History records that in Homs, WFP evacuated 1,300 people and brought in enough food to feed 2,500 others for a month. But elsewhere in Syria more than one million remain beyond reach.
[Man in YouTube video: November the fifth 2013...]
We know they're there because we can hear their pleas for help. Kassem Eid, from the Damascus suburb called Moadamiyeh, put out a series of videos on YouTube.
[Kassem Eid in YouTube video: In a protest to the world to enter the humanitarian aids to the besieged city of Moadamiyeh.]
After several videos begged for someone to break the siege, Eid made his way out of Syria.
[Kassem Eid in YouTube video: People are starving to death while food and medicine is only two minutes away behind the Assad checkpoints.]
Scott Pelley: Tell me what you witnessed, what you saw with your own eyes.
Kassem Eid: Even while the regime is bombing, nobody cared. It seems like if you die from the shelling, it will be a merciful way to die instead of dying from hunger because it will take months to die from hunger. People lost faith with the world, with their families, even with God. Nobody understood that we can die from hunger in the 21st century in Syria.
Scott Pelley: The regime shelled Moadamiyeh to rubble, used nerve gas on the population, but it was starvation...
Kassem Eid: Yes.
Scott Pelley: ...that broke the town.
Kassem Eid: That's absolutely true. It can destroy your soul, your mind, your beliefs, before it can destroy your body. Nobody in this world, no matter who he is, deserves to die from hunger. Nobody.
That is the principle on which the World Food Programme was founded, an idea in the Eisenhower administration, after 70 million people around the world starved to death in the first half of the 20th century. Today, WFP is in 75 countries plagued by war or weather. It has an air force, a navy and an army of 14,000 people.
But emergency response is just part of what it does. The World Food Programme prevents famines by teaching farming. It uses its vast purchasing power to support small farms. All of this despite the fact that WFP gets no funding from the United Nations. It raises its budget entirely from donations by governments, companies and individuals. But in Syria the need is so great, the money is falling short. We got a sense of the scale of that need by flying over the latest U.N. refugee camp with the Jordanian police and the U.N.'s Andrew Harper.

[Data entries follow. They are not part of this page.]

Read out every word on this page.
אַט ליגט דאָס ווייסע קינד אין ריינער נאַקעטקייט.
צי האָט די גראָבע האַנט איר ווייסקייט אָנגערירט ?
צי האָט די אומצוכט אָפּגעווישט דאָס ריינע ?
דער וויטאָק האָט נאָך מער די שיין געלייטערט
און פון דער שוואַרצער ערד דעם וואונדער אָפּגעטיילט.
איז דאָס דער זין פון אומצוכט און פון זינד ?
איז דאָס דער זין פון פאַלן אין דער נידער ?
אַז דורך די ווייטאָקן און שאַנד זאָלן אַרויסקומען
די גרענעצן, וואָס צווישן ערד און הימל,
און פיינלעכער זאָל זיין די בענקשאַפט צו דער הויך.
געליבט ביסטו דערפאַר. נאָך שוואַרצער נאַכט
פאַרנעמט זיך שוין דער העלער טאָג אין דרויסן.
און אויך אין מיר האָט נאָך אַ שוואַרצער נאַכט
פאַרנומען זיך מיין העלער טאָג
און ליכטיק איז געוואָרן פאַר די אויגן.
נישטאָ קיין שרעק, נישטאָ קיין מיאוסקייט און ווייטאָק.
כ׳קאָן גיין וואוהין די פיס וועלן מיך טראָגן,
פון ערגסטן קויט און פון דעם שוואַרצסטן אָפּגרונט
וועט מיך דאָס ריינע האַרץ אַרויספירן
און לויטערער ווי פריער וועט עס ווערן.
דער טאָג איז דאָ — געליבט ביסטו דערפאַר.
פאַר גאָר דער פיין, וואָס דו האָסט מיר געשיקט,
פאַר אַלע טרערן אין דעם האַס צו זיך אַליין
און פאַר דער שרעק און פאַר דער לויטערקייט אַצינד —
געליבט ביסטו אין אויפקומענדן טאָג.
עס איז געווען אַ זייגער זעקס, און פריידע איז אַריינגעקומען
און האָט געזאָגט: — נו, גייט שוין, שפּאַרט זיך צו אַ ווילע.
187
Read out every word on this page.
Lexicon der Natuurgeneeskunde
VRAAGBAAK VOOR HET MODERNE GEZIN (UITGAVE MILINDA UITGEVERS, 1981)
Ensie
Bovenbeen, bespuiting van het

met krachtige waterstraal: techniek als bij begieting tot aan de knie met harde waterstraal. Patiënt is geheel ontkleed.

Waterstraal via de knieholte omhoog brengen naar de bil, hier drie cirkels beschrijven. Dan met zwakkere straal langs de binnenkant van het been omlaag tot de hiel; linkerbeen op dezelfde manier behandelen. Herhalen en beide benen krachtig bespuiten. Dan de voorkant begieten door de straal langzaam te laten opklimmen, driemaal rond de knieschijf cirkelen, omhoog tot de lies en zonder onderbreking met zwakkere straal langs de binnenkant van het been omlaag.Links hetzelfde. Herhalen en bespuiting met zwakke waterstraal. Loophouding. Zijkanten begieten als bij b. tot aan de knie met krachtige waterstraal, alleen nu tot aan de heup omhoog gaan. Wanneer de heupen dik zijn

Andrew Harper: We're looking at probably one of the world's largest refugee camps.
The refugee families we saw earlier at the border were headed here.
Scott Pelley: You have built this for 130,000 refugees. Do you think you're going to have that many?
Andrew Harper: Well if you look it there's about six and a half million people displaced in Syria. I think we may even need to build more than this.
When the U.N. camps opened, the World Food Programme served three meals a day. But it soon discovered that these families hungered for more than just a meal.
Ertharin Cousin: What they're receiving is not food. But they're actually receiving a voucher, which will give them the ability to decide what food their family can eat for the month.
Scott Pelley: Why do you do that?
Ertharin Cousin: It gives them a choice, more than anything else and it gives them respect.
Respect because the vouchers are a ticket here. Where there was only desert, the World Food Programme has built supermarkets like any in America. Osama and his wife led nine children through the desert after their daughter was wounded by a mortar. Each member of his family now gets a WFP voucher for 29 dollars a month.
Scott Pelley: The difference between being fed out of the back of a truck and cooking your own meal is dignity.
Ertharin Cousin: It's dignity. It's providing your children with some hope.
Back on the border, in the last moments of the day, we ran into another exodus, families pressing through no man's land on a path marked only by the desperate steps of those who'd come before. Jordanian troops crossed into Syria to lift a woman who had stopped short saying, "Mother we are on the border."
Over the summer, Jordan severely restricted the numbers it would accept on its borders. And, the World Food Programme was forced to cut back its rations for lack of funds. But millions more are on the move and the days of war remain uncounted.